A court in Kazakhstan has rejected the appeal of opposition leader Vladimir Kozlov, who was jailed last month in a trial widely condemned as politicized.
Tengri News reports that Kozlov lost the November 19 appeal against his seven-and-a-half-year prison sentence. He had been found guilty of stoking unrest that left 15 dead last year in Zhanaozen, according to official figures, and plotting the overthrow of the state.
Kozlov, leader of the unregistered Alga! party, has taken the political rap for violence which erupted on December 16 as Kazakhstan marked its 20th anniversary of independence.
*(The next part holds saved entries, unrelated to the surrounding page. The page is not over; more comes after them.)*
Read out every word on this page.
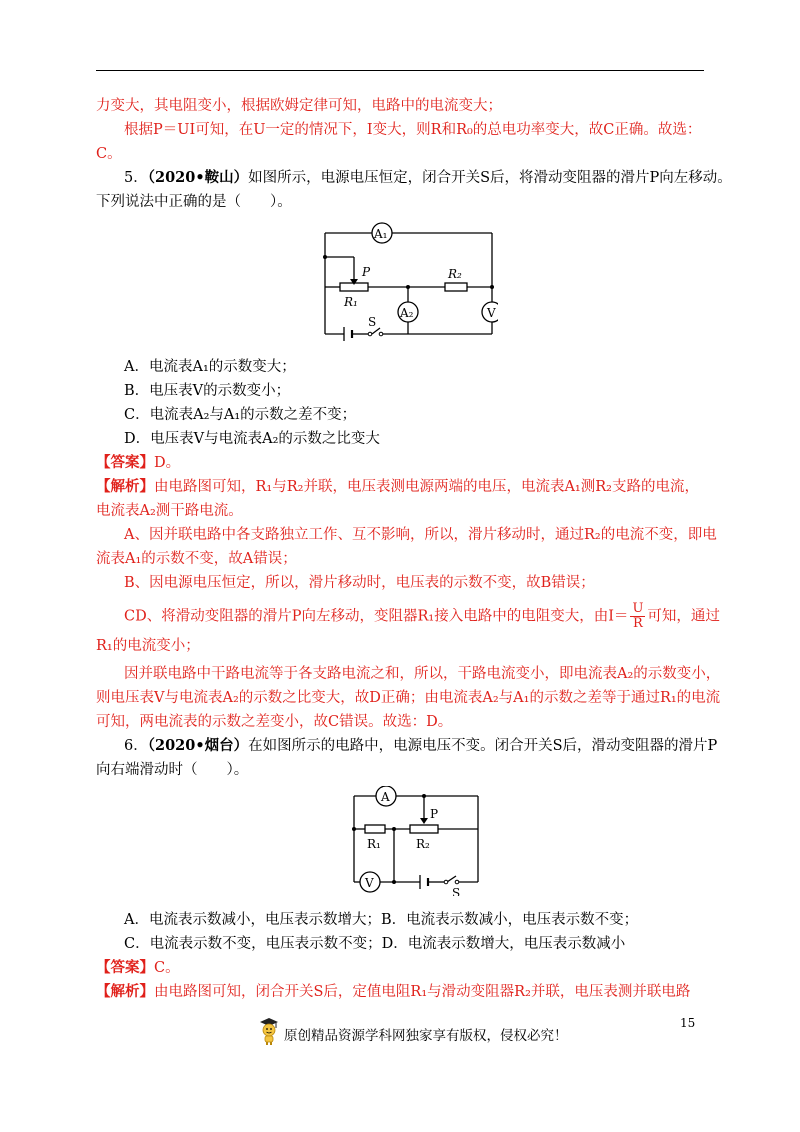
力变大，其电阻变小，根据欧姆定律可知，电路中的电流变大；
根据P＝UI可知，在U一定的情况下，I变大，则R和R₀的总电功率变大，故C正确。故选：
C。
5．（2020•鞍山）如图所示，电源电压恒定，闭合开关S后，将滑动变阻器的滑片P向左移动。
下列说法中正确的是（　　）。
A₁
A₂	V
P
R₁
R₂
S
A．电流表A₁的示数变大；
B．电压表V的示数变小；
C．电流表A₂与A₁的示数之差不变；
D．电压表V与电流表A₂的示数之比变大
【答案】D。
【解析】由电路图可知，R₁与R₂并联，电压表测电源两端的电压，电流表A₁测R₂支路的电流，
电流表A₂测干路电流。
A、因并联电路中各支路独立工作、互不影响，所以，滑片移动时，通过R₂的电流不变，即电
流表A₁的示数不变，故A错误；
B、因电源电压恒定，所以，滑片移动时，电压表的示数不变，故B错误；
CD、将滑动变阻器的滑片P向左移动，变阻器R₁接入电路中的电阻变大，由$I= \frac{U}{R}$ 可知，通过
R₁的电流变小；
因并联电路中干路电流等于各支路电流之和，所以，干路电流变小，即电流表A₂的示数变小，
则电压表V与电流表A₂的示数之比变大，故D正确；由电流表A₂与A₁的示数之差等于通过R₁的电流
可知，两电流表的示数之差变小，故C错误。故选：D。
6．（2020•烟台）在如图所示的电路中，电源电压不变。闭合开关S后，滑动变阻器的滑片P
向右端滑动时（　　）。
A
V
P
R₁	R₂
S
A．电流表示数减小，电压表示数增大；B．电流表示数减小，电压表示数不变；
C．电流表示数不变，电压表示数不变；D．电流表示数增大，电压表示数减小
【答案】C。
【解析】由电路图可知，闭合开关S后，定值电阻R₁与滑动变阻器R₂并联，电压表测并联电路
15
原创精品资源学科网独家享有版权，侵权必究！
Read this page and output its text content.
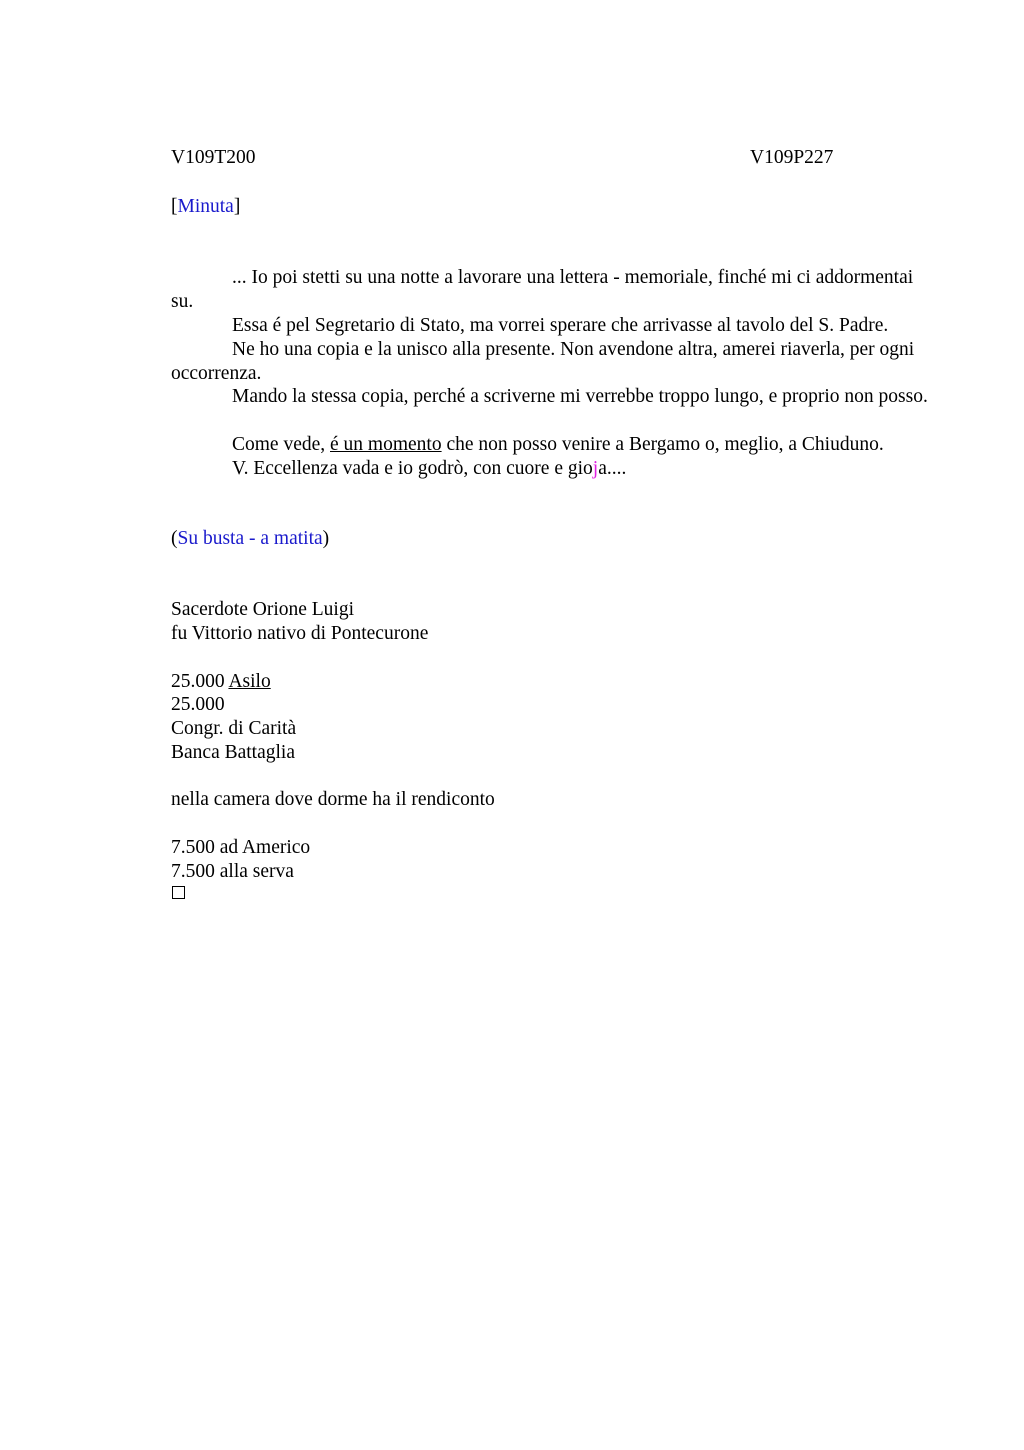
V109T200	V109P227
[Minuta]
... Io poi stetti su una notte a lavorare una lettera - memoriale, finché mi ci addormentai su.
Essa é pel Segretario di Stato, ma vorrei sperare che arrivasse al tavolo del S. Padre.
Ne ho una copia e la unisco alla presente. Non avendone altra, amerei riaverla, per ogni occorrenza.
Mando la stessa copia, perché a scriverne mi verrebbe troppo lungo, e proprio non posso.
Come vede, é un momento che non posso venire a Bergamo o, meglio, a Chiuduno.
V. Eccellenza vada e io godrò, con cuore e gioja....
(Su busta - a matita)
Sacerdote Orione Luigi
fu Vittorio nativo di Pontecurone
25.000 Asilo
25.000
Congr. di Carità
Banca Battaglia
nella camera dove dorme ha il rendiconto
7.500 ad Americo
7.500 alla serva
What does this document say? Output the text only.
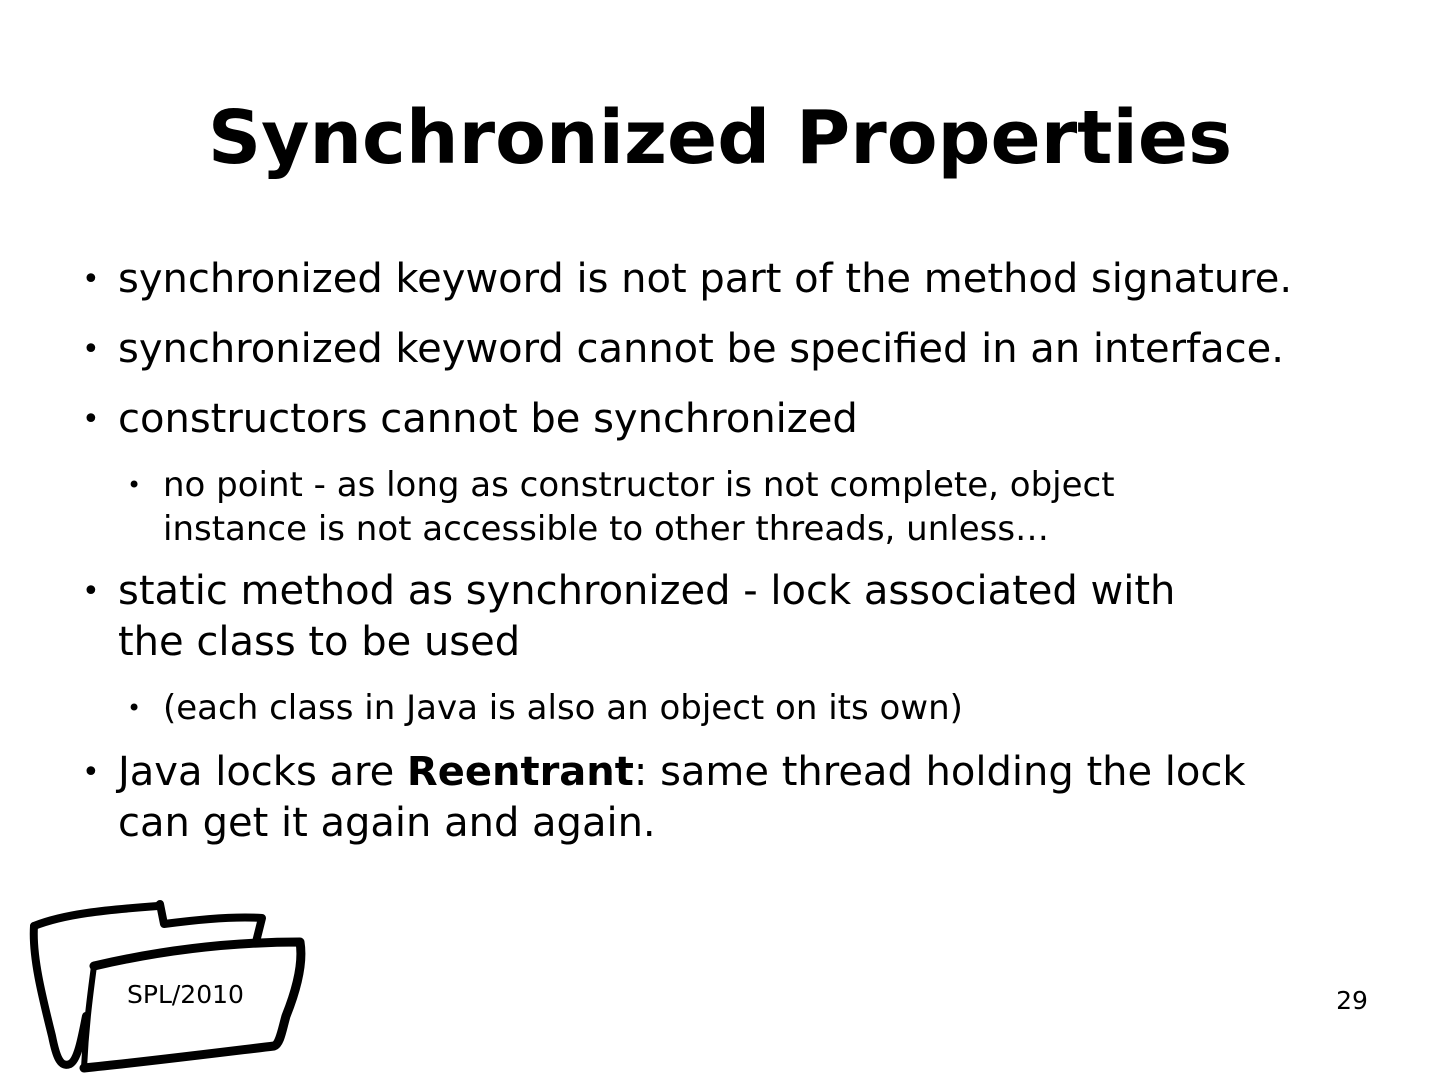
Synchronized Properties
• synchronized keyword is not part of the method signature.
• synchronized keyword cannot be specified in an interface.
• constructors cannot be synchronized
• no point - as long as constructor is not complete, object
instance is not accessible to other threads, unless…
• static method as synchronized - lock associated with
the class to be used
• (each class in Java is also an object on its own)
• Java locks are Reentrant: same thread holding the lock
can get it again and again.
SPL/2010	29
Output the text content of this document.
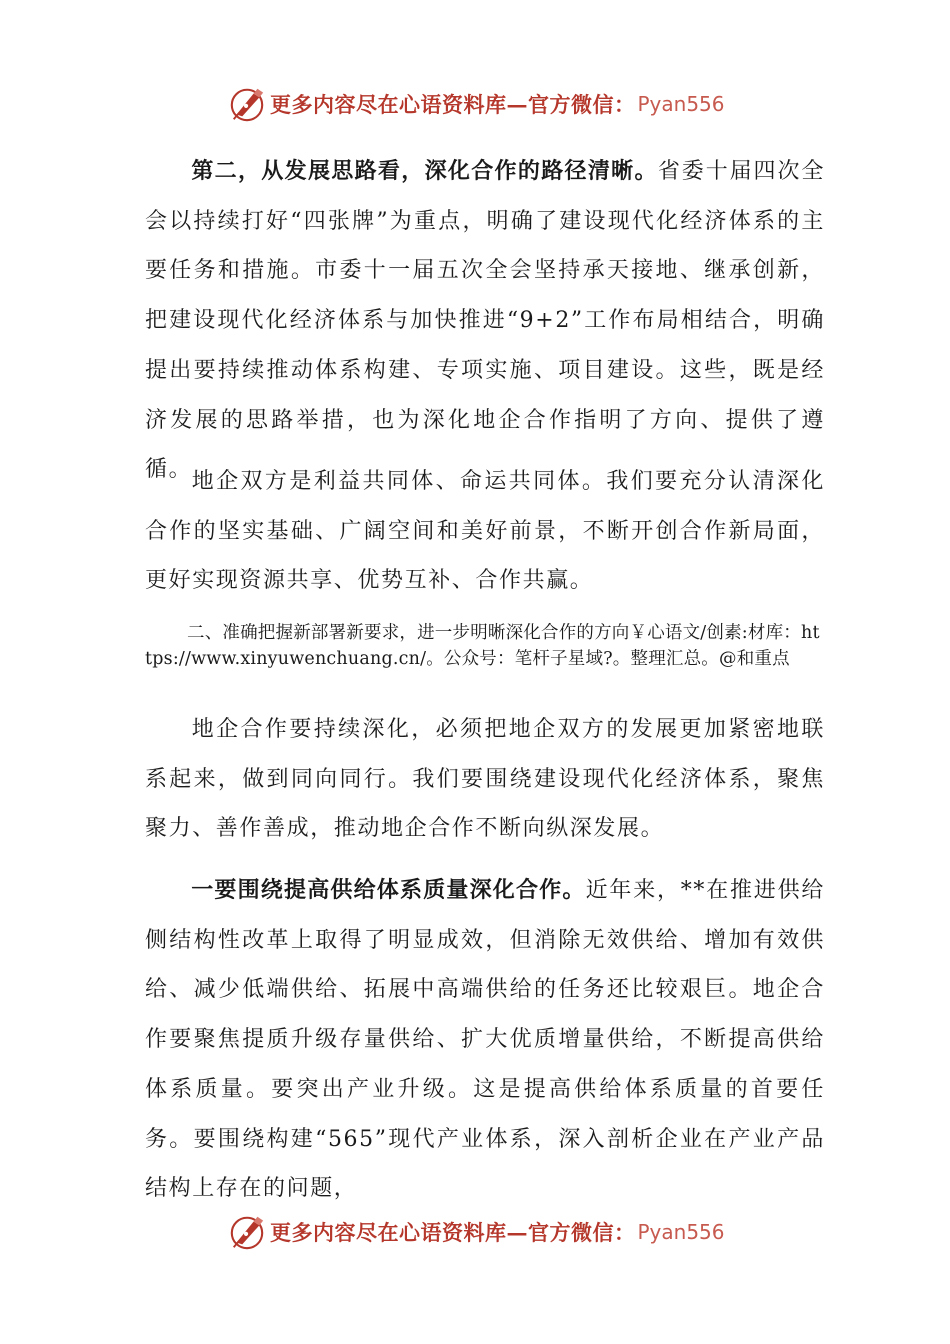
更多内容尽在心语资料库—官方微信： Pyan556

第二，从发展思路看，深化合作的路径清晰。省委十届四次全会以持续打好“四张牌”为重点，明确了建设现代化经济体系的主要任务和措施。市委十一届五次全会坚持承天接地、继承创新，把建设现代化经济体系与加快推进“9+2”工作布局相结合，明确提出要持续推动体系构建、专项实施、项目建设。这些，既是经济发展的思路举措，也为深化地企合作指明了方向、提供了遵循。

地企双方是利益共同体、命运共同体。我们要充分认清深化合作的坚实基础、广阔空间和美好前景，不断开创合作新局面，更好实现资源共享、优势互补、合作共赢。

二、准确把握新部署新要求，进一步明晰深化合作的方向￥心语文/创素:材库：https://www.xinyuwenchuang.cn/。公众号：笔杆子星域?。整理汇总。@和重点

地企合作要持续深化，必须把地企双方的发展更加紧密地联系起来，做到同向同行。我们要围绕建设现代化经济体系，聚焦聚力、善作善成，推动地企合作不断向纵深发展。

一要围绕提高供给体系质量深化合作。近年来，**在推进供给侧结构性改革上取得了明显成效，但消除无效供给、增加有效供给、减少低端供给、拓展中高端供给的任务还比较艰巨。地企合作要聚焦提质升级存量供给、扩大优质增量供给，不断提高供给体系质量。要突出产业升级。这是提高供给体系质量的首要任务。要围绕构建“565”现代产业体系，深入剖析企业在产业产品结构上存在的问题，

更多内容尽在心语资料库—官方微信： Pyan556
The authorities allege he urged violence by politicizing a protracted oil strike that Astana acknowledges was mishandled.
Ahead of his appeal state television aired a vitriolic program accusing Kozlov of being a manipulative criminal who allegedly channeled millions of dollars into Kazakhstan from Mukhtar Ablyazov, a fugitive Kazakh oligarch who is on the run from British justice, in a bid to destabilize the state.
Kozlov and Ablyazov deny the accusations, and Kozlov has argued that he only engaged in legitimate political opposition.
Human Rights Watch (HRW) described his imprisonment as “a blow to freedom of expression and political pluralism in Kazakhstan.”
“Kozlov’s conviction is unsound, given that the charges against him are vague and overbroad and are fundamentally incompatible with human rights treaties Kazakhstan has signed,” Hugh Williamson, HRW’s Europe and Central Asia director, said ahead of the appeal hearing.
Advocacy groups including HRW and Freedom House have expressed concern that Kozlov was targeted for his political activities and said there were violations of due process at his trial.
When Kozlov was sentenced last month Washington also spoke out, voicing its “concern” about “the apparent use of the criminal system to silence opposition voices.”
Astana has denied targeting Kozlov for political reasons. His imprisonment was the “result of an impartial and objective investigation,” Foreign Ministry spokesman Altay Abibullayev said last month, and “the legal basis for political pluralism is fully in place in Kazakhstan.”
The government says all the Zhanaozen-related trials were fair. In addition to Kozlov, 17 civilians and six police officers have been jailed for their roles in the unrest.